In my tenth grade classroom, students had a summative essay assignment for our Great Gatsby unit. Students could choose one of three prompts to answer, and had to do several days of prewriting in order to receive feedback so that they could have a strong start to their essay-writing process. Students spent one day deciding the prompt they would like to answer, as well as their claim and supporting evidence for this prompt. Then, they had to turn this into a strong thesis statement. Following the rubric, I left advice and comments on student work to help them reach their goals of exceeding expectations. Students would go on to use my commentary to guide their revisions and the start of their introduction.

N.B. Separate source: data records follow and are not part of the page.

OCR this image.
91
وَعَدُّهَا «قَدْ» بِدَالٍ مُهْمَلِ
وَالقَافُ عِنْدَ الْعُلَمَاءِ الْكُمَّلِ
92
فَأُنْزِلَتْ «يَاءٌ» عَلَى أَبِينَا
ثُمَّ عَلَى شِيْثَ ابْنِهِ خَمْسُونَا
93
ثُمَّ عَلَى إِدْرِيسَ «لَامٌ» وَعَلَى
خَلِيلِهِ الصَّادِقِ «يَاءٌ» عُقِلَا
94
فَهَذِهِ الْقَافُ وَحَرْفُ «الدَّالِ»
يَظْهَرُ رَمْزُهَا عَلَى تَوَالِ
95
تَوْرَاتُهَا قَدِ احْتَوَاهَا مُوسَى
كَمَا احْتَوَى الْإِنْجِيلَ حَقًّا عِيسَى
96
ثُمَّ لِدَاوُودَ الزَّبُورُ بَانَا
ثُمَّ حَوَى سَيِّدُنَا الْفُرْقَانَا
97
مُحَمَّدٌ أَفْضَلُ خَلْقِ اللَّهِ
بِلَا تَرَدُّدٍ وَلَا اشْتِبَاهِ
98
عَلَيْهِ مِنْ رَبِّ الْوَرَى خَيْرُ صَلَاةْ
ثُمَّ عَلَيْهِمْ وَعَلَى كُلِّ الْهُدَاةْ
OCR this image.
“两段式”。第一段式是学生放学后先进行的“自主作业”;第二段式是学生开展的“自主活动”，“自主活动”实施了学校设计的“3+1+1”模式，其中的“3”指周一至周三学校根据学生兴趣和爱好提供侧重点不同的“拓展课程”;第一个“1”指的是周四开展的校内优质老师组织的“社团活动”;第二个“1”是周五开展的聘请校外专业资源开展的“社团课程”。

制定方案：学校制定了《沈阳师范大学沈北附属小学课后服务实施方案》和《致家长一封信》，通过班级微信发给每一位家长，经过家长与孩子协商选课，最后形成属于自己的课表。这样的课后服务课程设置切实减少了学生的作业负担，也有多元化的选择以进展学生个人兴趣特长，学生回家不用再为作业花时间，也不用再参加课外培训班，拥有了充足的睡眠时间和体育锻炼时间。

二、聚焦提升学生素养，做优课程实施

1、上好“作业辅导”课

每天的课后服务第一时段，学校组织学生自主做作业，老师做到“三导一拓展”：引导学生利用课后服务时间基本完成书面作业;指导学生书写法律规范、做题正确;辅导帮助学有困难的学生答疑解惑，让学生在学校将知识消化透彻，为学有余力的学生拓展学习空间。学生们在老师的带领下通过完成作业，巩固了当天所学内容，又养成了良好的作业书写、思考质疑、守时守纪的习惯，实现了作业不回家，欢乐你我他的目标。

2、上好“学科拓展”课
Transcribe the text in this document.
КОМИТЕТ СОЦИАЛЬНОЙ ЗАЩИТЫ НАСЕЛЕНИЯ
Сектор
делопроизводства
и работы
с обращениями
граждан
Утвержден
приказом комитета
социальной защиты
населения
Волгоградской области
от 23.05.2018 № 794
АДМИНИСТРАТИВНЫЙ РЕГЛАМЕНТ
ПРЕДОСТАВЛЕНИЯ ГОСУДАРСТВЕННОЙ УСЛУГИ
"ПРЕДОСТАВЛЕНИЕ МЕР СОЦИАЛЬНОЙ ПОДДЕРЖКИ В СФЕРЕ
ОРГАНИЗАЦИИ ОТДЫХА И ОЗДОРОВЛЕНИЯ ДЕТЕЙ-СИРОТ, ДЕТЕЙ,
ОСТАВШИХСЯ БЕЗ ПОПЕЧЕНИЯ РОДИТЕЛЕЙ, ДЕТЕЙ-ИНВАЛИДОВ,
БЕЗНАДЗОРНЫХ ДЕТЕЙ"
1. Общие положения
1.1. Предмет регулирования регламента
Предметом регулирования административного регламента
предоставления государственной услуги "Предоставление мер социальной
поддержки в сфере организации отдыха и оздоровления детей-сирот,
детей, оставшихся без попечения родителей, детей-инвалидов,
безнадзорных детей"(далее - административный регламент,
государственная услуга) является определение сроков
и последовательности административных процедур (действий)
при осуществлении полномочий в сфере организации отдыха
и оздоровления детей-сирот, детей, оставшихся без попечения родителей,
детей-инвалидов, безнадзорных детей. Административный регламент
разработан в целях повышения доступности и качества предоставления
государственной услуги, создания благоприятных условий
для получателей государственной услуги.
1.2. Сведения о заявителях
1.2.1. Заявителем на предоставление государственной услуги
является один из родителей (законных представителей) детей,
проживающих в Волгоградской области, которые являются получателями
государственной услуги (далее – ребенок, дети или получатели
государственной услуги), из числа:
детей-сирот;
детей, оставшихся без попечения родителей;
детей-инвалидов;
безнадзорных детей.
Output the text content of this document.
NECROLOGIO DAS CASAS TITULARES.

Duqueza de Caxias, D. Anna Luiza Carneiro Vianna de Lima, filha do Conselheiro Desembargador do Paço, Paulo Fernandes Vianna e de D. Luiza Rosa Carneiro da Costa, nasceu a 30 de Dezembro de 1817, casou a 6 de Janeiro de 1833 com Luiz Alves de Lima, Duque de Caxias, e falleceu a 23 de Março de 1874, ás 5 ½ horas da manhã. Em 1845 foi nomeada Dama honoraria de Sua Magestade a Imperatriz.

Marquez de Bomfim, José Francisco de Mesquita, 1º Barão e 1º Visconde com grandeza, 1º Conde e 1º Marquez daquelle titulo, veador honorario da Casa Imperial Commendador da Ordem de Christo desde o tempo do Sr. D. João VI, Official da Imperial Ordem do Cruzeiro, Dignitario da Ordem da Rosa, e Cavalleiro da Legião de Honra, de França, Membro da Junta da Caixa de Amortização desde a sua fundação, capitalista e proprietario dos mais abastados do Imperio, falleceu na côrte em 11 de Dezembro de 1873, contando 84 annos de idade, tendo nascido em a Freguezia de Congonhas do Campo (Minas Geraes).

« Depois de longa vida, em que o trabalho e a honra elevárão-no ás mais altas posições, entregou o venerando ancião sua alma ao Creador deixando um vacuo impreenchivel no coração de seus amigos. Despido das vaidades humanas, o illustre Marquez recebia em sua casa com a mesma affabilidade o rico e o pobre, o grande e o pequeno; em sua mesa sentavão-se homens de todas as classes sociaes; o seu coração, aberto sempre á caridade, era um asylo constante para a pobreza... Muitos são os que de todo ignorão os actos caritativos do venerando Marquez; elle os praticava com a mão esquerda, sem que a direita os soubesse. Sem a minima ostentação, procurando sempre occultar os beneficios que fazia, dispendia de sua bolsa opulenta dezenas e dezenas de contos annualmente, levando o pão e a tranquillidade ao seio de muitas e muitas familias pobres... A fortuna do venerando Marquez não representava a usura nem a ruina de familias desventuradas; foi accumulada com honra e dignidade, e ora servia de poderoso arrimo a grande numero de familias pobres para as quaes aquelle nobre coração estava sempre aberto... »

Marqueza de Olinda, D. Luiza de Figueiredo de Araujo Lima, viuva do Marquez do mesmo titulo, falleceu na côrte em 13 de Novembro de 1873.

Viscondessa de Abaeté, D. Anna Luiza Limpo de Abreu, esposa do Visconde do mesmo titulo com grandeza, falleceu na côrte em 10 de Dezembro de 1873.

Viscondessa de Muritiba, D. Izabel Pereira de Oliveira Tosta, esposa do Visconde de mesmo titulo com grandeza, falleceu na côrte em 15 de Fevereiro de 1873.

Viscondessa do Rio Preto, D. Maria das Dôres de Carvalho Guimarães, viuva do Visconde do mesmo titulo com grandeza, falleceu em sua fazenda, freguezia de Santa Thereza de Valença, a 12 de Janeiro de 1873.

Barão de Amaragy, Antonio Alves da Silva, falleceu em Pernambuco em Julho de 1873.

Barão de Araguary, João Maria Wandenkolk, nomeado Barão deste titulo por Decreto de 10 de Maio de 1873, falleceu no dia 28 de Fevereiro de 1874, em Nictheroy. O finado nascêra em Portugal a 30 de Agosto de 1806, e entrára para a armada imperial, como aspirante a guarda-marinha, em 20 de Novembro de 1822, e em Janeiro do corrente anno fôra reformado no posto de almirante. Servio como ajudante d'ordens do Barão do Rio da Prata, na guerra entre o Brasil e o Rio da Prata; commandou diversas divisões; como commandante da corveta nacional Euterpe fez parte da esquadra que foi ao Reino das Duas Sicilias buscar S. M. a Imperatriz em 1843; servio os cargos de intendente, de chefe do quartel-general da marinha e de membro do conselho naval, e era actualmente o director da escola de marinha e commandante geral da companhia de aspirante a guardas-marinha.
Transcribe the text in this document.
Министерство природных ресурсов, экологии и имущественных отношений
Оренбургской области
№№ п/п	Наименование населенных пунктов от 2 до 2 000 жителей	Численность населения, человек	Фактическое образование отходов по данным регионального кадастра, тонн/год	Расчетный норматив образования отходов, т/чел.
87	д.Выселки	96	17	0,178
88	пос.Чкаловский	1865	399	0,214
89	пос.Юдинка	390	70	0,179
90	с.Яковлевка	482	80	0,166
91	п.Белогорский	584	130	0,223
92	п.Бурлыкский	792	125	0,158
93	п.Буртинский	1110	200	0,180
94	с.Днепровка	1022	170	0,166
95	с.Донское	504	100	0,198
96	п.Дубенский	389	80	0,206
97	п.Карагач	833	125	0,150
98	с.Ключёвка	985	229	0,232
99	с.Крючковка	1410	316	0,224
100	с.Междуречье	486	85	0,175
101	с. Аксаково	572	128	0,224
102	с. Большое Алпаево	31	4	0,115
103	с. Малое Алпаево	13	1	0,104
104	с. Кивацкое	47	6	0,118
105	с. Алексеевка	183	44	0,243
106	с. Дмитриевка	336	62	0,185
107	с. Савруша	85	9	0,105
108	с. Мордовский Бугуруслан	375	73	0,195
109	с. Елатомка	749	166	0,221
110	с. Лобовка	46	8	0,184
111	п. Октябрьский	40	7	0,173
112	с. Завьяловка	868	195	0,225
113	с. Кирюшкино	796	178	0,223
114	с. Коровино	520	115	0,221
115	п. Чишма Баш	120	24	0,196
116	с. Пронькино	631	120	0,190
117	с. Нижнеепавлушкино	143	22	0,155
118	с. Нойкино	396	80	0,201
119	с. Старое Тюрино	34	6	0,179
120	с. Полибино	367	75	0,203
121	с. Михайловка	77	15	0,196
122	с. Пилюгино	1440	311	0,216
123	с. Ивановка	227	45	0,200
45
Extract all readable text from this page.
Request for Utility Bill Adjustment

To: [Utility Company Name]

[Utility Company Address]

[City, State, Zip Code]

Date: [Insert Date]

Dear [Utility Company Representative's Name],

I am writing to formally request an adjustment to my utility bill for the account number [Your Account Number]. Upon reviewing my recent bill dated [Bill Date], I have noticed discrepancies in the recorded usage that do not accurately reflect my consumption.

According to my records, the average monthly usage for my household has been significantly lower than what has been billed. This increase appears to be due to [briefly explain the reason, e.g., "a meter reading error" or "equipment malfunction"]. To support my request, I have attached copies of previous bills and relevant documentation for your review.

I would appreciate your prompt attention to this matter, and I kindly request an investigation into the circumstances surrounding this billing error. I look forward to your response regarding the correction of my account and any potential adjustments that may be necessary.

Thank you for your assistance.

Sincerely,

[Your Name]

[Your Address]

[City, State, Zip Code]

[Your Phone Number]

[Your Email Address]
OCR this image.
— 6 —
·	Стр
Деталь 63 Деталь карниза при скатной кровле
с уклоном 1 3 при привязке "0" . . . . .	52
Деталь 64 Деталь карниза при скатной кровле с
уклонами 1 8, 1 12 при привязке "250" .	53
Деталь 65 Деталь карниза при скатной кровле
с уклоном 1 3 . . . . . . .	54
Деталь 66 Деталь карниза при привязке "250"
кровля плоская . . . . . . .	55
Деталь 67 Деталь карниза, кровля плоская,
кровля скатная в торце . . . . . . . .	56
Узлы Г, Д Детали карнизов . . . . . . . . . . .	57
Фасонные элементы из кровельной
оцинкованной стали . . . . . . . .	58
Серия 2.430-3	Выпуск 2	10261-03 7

In my ninth grade classroom, students read Romeo & Juliet. For their culminating project, students had to write an essay about who was ultimately responsible for the deaths of the two main characters. Two of the essential questions for this unit were (1) How do others impact or influence the choices one makes? and (2) How do social boundaries affect people’s interactions with others? In order to answer these questions, students had been thinking about argumentative prompts throughout the unit, considered the role of fate in various interactions across the unit, and discussed power dynamics and community influences. This essay allowed them to bring together what we had been learning about all unit and reflect on their perceptions of the play and who should be held accountable for the tragedy.
In any classroom, teachers create routines and expectations that students can fall back on. When they know the process that we will use, they can worry less about learning the instructions and more about learning the content. In creating the units I would use in the Spring semester with my classes, I wanted to focus on teaching for social justice and promoting scaffolding for my students’ learning. To do so, I chose various tools, practices, and protocols for my classroom to build into our routines, while making sure they reinforced discussion and reflection skills that I wanted to promote across units and classes.
In thinking about what kinds of formative assessments I would use to engage my students and assess their learning with, I wanted to prioritize assessments that did not rely on typical testing style assessments. I believe that students require room to share their learning with their communities and to show their skills in ways beyond multiple choice exams whenever possible. In my analysis of different formative assessments, I focused on text-dependent questions, which are traditional, as well as interactive writing practices to teach perspective-taking and empathy, two-cent discussion protocols to promote turn-taking and conversation, think-pair-share assessments to show what students know independently and what they can reach with a partner in their zone of proximal development, and tactile timelines that allow them to physically manipulate events and reach an understanding with their hands.